Tony Woodlief | Author

All Over But the Crying

It appears that Republican control of the Senate now turns on Conrad Burns in Montana, and George Allen in Virginia. I have an image of a desperate Snow White, perhaps not so snowy white any more, pinning her hopes for rescue on Sleepy and Dopey.

In the House, meanwhile, a host of feckless rulers was turned out, replaced by a host of fresh-faced busybodies, most of whom show no sign of ruling with more wisdom or principle than their vanquished foes. It brings to mind an observation by H.L. Mencken:

“Under democracy one party always devotes its chief energies to trying to prove that the other party is unfit to rule – and both commonly succeed, and are right.”

To those convinced that the country has now taken a turn for the worse, Mencken offers grim consolation:

“Democracy is the theory that the common people know what they want, and deserve to get it good and hard.”

One of my closest friends recently sent me an impassioned email, reminding me that we are at war, and that while the Republicans have failed in many respects, they are a darn sight better than the Democrats when it comes to national security and long-term prosperity. I understand this reasoning, and I respect it. I trust that the majority of my readers, both left and right, vote out of a conscientious desire to do what is best for our country.
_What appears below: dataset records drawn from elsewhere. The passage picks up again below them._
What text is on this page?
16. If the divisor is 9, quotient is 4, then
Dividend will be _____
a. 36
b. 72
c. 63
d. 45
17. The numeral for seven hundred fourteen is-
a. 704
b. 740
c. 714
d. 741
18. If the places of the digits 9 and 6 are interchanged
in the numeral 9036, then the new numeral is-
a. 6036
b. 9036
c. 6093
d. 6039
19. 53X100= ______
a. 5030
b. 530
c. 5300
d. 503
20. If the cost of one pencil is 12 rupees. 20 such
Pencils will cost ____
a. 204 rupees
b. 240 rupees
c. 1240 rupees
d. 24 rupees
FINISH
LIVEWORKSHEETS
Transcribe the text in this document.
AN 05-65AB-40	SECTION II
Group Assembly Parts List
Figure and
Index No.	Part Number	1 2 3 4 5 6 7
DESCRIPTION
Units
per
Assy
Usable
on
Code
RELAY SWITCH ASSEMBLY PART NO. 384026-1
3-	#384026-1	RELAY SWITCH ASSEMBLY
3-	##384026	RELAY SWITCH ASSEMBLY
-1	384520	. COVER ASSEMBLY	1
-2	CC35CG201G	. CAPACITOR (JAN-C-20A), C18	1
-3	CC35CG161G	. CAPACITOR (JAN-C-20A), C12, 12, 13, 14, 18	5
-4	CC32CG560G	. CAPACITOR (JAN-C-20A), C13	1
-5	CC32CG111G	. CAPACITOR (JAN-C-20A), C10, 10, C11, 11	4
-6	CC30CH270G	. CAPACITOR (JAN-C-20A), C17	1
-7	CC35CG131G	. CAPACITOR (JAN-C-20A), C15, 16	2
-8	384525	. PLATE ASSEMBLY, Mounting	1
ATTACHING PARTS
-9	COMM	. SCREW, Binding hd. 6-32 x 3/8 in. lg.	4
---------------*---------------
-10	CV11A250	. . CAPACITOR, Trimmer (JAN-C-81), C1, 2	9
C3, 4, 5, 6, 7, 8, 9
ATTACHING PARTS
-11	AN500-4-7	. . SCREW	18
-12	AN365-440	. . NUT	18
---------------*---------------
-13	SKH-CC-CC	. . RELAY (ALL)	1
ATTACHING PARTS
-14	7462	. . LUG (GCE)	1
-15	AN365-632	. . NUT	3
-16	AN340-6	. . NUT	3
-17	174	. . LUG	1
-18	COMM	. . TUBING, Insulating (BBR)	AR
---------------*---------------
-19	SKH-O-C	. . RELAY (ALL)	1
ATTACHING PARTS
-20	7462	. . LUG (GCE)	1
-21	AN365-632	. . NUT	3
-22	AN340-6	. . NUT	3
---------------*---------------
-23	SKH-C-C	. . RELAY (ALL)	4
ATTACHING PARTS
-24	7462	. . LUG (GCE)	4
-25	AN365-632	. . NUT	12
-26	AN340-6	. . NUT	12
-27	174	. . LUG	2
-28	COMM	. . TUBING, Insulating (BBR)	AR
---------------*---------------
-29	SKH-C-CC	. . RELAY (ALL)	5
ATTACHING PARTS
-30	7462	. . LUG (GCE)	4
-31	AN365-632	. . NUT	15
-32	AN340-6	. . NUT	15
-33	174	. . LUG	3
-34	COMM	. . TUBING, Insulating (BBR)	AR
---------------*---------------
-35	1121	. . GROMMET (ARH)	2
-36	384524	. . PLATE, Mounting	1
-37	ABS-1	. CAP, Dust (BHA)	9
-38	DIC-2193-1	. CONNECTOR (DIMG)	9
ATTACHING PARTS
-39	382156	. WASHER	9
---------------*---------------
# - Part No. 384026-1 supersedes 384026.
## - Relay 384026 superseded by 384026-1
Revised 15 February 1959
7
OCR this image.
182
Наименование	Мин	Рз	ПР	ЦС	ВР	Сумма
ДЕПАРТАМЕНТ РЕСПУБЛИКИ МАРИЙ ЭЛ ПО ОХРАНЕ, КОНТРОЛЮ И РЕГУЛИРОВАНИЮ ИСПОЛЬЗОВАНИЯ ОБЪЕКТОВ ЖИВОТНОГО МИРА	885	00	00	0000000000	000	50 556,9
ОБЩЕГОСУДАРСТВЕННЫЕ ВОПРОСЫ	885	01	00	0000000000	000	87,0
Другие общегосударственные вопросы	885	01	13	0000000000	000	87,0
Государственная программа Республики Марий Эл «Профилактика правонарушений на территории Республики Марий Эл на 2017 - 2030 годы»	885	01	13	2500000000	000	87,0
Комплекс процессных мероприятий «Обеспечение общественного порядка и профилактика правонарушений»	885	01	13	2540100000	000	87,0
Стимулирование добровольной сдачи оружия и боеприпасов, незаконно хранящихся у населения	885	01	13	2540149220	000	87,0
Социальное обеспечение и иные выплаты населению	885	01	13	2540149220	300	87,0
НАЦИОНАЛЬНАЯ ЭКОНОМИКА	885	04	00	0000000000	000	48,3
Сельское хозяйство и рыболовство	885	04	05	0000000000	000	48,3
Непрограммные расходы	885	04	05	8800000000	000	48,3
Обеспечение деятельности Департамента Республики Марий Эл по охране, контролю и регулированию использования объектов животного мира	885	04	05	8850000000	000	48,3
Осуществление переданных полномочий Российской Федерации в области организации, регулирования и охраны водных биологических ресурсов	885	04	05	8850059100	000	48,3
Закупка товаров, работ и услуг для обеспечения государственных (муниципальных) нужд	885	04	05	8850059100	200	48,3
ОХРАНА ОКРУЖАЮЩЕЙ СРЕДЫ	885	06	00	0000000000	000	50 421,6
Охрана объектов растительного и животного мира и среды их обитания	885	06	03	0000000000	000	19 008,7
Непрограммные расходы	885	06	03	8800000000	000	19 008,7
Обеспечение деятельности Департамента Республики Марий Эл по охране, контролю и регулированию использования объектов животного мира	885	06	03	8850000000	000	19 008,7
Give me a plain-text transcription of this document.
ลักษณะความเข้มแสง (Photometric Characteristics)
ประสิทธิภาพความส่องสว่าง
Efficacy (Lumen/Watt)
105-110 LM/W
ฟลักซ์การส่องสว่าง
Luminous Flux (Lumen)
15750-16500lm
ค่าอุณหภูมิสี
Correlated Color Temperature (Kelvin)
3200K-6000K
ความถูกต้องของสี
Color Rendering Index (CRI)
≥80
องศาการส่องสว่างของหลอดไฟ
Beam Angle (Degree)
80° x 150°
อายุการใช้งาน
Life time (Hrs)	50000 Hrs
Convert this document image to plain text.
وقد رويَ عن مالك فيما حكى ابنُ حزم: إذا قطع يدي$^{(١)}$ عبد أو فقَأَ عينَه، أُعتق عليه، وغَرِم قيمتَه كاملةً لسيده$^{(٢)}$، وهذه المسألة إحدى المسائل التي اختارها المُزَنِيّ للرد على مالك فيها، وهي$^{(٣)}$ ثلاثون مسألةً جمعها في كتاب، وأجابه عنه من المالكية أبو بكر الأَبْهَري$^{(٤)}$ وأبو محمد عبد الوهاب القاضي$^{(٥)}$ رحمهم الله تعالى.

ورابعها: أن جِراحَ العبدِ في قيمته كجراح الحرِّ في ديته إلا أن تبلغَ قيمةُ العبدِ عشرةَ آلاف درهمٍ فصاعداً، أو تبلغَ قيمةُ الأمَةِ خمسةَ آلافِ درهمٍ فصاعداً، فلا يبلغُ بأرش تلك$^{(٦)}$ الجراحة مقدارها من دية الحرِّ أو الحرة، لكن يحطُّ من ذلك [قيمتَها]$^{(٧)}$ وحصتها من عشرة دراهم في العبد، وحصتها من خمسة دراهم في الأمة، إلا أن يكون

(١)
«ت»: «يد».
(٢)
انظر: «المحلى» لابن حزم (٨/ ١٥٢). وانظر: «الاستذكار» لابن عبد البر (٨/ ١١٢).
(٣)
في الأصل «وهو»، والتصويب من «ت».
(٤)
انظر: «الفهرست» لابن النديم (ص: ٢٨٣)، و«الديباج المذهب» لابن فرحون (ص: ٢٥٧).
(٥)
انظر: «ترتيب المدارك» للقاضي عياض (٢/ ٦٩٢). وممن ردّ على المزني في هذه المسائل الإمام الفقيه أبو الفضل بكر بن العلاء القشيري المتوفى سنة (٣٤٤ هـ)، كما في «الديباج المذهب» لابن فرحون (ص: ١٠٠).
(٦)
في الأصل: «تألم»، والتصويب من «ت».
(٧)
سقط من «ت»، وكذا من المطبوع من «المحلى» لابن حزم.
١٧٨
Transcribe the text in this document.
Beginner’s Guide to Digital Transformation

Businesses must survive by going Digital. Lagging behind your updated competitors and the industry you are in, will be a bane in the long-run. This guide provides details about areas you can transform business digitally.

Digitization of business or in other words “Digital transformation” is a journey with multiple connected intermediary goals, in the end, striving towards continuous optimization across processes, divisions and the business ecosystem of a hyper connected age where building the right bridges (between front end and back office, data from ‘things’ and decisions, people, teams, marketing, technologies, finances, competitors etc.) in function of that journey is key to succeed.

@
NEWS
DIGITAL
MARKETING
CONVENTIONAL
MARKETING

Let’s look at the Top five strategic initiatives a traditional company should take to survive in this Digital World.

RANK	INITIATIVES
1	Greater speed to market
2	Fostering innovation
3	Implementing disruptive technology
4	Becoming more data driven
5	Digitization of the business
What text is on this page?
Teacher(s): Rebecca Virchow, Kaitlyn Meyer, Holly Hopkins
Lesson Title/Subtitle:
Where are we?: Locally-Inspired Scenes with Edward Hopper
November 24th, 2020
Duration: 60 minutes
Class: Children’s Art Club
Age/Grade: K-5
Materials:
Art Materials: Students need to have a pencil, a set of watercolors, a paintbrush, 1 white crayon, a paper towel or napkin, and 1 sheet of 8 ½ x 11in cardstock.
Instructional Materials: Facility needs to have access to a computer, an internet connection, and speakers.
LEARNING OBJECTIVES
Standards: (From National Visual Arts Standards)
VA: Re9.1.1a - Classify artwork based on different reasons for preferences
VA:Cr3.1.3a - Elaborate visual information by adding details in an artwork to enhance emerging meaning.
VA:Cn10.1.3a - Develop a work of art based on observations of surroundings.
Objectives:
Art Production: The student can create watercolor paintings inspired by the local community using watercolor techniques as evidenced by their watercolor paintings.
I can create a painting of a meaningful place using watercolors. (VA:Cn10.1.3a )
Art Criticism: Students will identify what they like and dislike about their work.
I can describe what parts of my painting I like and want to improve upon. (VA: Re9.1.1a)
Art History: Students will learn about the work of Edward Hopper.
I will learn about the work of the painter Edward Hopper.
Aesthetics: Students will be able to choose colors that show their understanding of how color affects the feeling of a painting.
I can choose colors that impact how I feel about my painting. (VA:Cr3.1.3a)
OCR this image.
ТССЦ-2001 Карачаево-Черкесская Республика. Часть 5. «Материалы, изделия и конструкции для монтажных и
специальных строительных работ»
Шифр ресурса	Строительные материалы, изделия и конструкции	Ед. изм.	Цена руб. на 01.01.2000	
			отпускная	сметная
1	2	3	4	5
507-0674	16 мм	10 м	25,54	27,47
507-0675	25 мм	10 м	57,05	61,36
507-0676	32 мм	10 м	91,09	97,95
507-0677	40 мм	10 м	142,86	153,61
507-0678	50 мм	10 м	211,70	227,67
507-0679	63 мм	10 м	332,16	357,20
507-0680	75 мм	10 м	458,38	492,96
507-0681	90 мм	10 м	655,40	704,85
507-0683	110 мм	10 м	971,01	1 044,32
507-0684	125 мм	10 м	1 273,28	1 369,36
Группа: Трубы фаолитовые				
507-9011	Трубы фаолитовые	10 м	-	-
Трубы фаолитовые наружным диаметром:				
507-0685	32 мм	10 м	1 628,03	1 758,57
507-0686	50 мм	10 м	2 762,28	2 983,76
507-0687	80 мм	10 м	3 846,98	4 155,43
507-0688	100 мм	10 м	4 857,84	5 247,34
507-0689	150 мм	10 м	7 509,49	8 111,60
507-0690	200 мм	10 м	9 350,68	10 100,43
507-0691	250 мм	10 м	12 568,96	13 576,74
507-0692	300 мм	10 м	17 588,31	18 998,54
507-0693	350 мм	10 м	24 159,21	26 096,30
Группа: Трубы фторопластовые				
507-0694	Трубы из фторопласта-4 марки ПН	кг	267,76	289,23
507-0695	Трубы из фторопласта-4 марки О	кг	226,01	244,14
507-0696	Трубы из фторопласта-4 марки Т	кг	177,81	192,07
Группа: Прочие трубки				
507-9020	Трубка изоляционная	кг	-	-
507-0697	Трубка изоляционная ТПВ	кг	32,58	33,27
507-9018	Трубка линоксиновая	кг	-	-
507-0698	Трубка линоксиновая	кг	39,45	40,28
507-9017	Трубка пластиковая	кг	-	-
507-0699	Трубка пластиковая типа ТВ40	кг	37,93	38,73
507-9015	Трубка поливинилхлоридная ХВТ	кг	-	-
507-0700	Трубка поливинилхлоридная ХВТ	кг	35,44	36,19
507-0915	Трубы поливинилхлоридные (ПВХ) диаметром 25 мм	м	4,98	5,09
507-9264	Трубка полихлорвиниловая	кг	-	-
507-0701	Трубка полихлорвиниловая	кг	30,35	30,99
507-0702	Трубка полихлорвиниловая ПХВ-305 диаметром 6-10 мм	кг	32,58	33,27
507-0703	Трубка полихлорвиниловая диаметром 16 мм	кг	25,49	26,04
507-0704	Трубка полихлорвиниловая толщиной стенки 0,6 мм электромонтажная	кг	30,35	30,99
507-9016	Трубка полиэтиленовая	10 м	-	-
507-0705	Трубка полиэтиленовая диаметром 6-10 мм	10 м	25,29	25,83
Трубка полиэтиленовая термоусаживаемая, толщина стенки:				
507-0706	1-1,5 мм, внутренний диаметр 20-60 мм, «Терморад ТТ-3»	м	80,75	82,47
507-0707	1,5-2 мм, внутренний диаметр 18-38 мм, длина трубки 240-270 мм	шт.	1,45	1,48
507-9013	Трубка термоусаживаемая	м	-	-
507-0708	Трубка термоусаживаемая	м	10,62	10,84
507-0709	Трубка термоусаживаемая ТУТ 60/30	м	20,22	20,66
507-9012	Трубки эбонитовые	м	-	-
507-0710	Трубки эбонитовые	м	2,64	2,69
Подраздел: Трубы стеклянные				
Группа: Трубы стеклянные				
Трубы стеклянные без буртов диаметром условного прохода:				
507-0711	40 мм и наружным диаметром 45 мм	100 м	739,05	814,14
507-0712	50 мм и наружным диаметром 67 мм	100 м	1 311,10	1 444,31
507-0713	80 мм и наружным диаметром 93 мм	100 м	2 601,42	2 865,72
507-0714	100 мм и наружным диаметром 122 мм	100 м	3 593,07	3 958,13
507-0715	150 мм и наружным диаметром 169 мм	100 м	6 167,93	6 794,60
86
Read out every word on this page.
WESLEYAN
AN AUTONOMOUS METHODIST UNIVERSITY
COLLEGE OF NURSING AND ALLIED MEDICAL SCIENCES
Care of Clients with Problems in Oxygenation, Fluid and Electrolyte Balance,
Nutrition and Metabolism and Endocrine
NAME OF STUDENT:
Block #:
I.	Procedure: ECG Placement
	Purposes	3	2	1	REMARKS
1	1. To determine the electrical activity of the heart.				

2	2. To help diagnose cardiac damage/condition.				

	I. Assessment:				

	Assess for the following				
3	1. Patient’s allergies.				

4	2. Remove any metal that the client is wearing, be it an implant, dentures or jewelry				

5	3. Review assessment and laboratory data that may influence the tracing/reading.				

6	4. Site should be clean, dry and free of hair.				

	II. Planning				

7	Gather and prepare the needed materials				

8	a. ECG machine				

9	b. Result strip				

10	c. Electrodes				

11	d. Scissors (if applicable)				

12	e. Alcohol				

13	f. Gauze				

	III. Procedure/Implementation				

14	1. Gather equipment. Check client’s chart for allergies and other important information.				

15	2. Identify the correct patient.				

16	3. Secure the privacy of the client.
I used to feel that way as well, but something’s changed, for me. I am convinced that when we cast our vote for someone, we are giving sanction to his acts. I am no saint. I don’t expect to be represented by saints. But I think it is reasonable to expect that our rulers act on principle. This means doing, at times, what is unpopular with the press, the pundits, and quite often, citizens. It is the fundamental dividing line between a Ronald Reagan and a William Clinton, an Abraham Lincoln and a Herbert Hoover. Would a Congress full of people committed to the stated principles of the Republican Party have presided over a two hundred percent increase in pork barrel projects, a near tripling of earmarks, and a fifty percent increase in the size of the federal government? In what sense are these people better than their opponents? Their tenuous consent to a protracted, hubristic exercise in nation-building?

To be sure, there are people with principle in Congress. I don’t agree with Joe Lieberman or Jeff Flake on everything, but I admire the fact that they don’t let opinion polls determine their actions. How many other elected officials can say the same thing?

I don’t expect the new crop of meddlers to do anything other than undermine prosperity and hamstring the West in its conflict with Islamofascists. In doing so, however, they will act according to their natures, and their principles, and their promises. I would rather we be bloodied by the ignorant than slowly strangled by hypocrites. There’s something nobler in the former, I think.

I believe America is an exceptional country, not yet succumbed to European nihilism. The party that proclaims liberty needs time in the wilderness, to reflect on why, whenever its members attain office, they set about corrupting ourselves and telling people what they think they want to hear. I still believe that people who are willing to speak unpleasant truths in love, while consistently acting on principle, can win office. The question is: where are they? Perhaps the Republicans need a few years to figure that out.